(176) Regulation of gamma delta (γδ) T cell effector programming by the SLAM/SAP signaling pathway

Saturday, April 18, 2026

2:30 PM - 3:30 PM US ET

Location: Exhibit Hall

Author(s)

BH

Brianna Hilton, B.A. (she/her/hers)

PhD Candidate
University of Vermont
Burlington, Vermont, United States

Disclosure(s):

Brianna Hilton, B.A.: No financial relationships to disclose

Introduction/Rationale: Gamma delta (γδ) T cells are innate-like T cells that shape the developing adaptive immune response through their ability to rapidly produce large amounts of cytokines such as IL-17 (γδT17) and IFN-γ (γδT1). Unlike conventional αβ T cells, γδ T cells acquire their effector function during thymic development through mechanisms that remain unclear. Previously, we reported that the SLAM/SAP signaling pathway regulates both thymic γδT17 and γδT1 development. Here, we investigated whether the SLAM/SAP signaling pathway regulates thymic γδ T cell developmental programming through its ability to modulate TCR signal strength.
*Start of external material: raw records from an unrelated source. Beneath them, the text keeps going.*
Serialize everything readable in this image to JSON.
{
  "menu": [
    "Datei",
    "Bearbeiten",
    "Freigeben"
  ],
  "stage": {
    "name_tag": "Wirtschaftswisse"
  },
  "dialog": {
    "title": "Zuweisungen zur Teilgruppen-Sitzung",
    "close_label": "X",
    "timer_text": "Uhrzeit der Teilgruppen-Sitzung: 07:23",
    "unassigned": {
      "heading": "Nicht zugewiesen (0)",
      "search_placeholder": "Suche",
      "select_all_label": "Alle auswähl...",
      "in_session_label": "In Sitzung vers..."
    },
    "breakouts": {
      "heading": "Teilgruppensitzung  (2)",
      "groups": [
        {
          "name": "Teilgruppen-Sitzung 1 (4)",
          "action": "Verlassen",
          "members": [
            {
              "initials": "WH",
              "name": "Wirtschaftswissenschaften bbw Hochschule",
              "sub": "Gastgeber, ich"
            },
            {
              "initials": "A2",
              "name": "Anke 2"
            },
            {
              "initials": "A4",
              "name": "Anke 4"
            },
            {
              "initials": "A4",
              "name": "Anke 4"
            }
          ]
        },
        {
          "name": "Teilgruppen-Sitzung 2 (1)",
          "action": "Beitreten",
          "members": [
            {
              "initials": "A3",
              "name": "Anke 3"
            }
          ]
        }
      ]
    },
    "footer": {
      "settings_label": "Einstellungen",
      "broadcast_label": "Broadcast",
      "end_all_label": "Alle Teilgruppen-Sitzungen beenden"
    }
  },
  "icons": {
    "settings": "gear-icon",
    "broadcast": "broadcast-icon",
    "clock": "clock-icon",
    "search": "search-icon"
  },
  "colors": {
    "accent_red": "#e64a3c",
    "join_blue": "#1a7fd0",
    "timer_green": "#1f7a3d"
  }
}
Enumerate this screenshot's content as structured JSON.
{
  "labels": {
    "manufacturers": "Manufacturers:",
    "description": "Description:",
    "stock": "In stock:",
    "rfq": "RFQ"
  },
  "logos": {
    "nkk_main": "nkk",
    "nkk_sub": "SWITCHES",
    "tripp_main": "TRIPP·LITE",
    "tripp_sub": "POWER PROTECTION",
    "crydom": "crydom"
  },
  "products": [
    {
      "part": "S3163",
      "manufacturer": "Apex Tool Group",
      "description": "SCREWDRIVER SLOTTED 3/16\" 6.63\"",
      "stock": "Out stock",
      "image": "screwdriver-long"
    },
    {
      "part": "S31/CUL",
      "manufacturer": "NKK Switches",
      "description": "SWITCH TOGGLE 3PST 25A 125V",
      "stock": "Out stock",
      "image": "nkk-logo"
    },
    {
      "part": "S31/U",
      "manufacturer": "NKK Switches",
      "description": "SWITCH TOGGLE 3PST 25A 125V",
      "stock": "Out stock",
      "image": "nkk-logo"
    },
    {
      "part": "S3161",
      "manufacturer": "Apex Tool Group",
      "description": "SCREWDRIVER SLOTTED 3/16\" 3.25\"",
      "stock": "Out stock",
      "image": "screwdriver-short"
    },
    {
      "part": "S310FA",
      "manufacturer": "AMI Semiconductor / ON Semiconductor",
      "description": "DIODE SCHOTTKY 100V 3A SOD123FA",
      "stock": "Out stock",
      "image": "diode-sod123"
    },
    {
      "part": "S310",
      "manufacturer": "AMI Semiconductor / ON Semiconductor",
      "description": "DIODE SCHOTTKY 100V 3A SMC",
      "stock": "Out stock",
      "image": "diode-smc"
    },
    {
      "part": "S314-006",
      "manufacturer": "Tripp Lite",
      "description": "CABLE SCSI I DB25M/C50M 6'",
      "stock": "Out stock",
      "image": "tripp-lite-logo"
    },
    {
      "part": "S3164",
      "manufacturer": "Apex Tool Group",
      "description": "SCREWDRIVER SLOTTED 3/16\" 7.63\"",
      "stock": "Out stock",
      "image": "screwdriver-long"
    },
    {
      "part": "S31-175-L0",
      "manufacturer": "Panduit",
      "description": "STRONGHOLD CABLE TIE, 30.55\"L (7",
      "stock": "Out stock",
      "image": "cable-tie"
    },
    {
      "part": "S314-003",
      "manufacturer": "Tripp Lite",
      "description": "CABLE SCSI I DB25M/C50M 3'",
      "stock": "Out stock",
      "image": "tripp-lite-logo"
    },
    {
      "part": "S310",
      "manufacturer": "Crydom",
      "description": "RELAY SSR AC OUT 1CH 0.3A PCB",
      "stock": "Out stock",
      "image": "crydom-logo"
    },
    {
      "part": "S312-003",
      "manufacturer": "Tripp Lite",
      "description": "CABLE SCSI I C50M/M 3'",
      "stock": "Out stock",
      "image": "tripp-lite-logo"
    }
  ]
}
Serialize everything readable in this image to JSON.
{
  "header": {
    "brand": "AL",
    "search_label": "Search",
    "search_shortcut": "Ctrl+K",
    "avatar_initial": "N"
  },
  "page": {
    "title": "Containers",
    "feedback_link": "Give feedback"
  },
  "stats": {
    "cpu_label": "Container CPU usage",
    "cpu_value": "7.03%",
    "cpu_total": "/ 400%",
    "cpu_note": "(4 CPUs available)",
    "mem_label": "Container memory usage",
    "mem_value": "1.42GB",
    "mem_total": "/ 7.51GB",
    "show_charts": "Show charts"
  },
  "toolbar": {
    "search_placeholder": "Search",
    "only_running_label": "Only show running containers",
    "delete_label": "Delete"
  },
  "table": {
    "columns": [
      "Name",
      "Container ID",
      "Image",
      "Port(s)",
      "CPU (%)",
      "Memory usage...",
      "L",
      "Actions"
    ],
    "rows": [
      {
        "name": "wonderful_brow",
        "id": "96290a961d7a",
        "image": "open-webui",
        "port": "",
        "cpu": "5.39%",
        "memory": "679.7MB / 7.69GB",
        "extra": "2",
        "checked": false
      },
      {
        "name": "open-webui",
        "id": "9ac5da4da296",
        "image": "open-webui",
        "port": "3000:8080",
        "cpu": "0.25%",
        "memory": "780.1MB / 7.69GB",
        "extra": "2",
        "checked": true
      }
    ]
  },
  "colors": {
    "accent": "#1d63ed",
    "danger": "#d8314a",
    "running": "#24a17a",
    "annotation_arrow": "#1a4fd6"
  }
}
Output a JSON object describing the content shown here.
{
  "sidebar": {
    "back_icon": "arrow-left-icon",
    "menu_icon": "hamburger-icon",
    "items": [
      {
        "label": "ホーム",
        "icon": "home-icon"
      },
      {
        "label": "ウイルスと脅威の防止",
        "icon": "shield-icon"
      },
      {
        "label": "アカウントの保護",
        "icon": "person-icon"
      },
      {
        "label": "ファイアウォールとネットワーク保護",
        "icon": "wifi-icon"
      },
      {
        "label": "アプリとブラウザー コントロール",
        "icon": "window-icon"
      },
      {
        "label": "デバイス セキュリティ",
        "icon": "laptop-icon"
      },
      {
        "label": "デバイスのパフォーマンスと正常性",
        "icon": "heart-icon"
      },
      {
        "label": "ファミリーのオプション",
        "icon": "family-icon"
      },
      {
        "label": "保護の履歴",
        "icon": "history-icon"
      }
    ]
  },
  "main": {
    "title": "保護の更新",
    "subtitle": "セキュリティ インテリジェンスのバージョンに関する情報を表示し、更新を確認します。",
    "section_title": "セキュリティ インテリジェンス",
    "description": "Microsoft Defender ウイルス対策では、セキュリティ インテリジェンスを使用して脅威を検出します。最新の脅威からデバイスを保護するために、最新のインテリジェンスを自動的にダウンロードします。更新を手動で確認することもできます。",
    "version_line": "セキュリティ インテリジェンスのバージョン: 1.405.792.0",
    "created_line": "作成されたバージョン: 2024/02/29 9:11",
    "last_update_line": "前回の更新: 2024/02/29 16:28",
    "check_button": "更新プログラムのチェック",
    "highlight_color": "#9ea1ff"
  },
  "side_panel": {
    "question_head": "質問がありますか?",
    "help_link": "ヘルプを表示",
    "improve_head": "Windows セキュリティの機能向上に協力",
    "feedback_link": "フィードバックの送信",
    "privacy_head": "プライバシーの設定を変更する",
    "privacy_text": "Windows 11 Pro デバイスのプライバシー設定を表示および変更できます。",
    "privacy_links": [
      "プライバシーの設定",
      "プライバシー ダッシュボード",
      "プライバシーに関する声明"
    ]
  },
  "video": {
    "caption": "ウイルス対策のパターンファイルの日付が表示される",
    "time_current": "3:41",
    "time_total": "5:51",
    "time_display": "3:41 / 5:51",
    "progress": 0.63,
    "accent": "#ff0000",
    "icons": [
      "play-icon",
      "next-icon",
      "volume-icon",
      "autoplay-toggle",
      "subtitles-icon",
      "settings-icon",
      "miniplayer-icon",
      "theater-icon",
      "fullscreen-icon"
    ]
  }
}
Methods: Using a novel B6.Nur77GFP.SAP-/- reporter strain, we used multi-parameter flow cytometric analysis to compare the expression of canonical markers of γδ TCR signaling, Nur77 transcription and CD5 protein expression, between B6 and B6.SAP-/- mice during embryonic and adult thymic developmental stages.

Results: Ex vivo analysis of embryonic day 17 thymic γδ T cells revealed both decreased CD5 expression and increased Nur77-GFP expression in B6.Nur77GFP.SAP-/- γδ T cells. Re-analysis of our previously published E.17 scRNAseq dataset revealed enrichment of Nr4a1 in the γδT1 subsets and enrichment of Cd5 in the γδΤ17 subsets. In vitro co-stimulation of thymic B6.Nur77GFP γδ T cells with anti-TCRδ and anti-SLAMF antibodies revealed increased Nur77-GFP compared to anti-TCRδ alone. Further in vitro stimulations of B6.Nur77GFP and B6.Nur77GFP.SAP-/- thymocytes with anti-TCRδ revealed increased GFP expression in B6.Nur77GFP.SAP-/- γδ T cells.

Conclusion: All together, these data suggest that the SLAM/SAP signaling pathway can modulate the TCR signal strength of thymic γδ T cells. However, it may utilize fundamentally different modes of action in cells destined for the γδT17 and γδT1 effector fate, where SAP is co-stimulatory during γδT17 development, but is inhibitory during γδΤ1 development.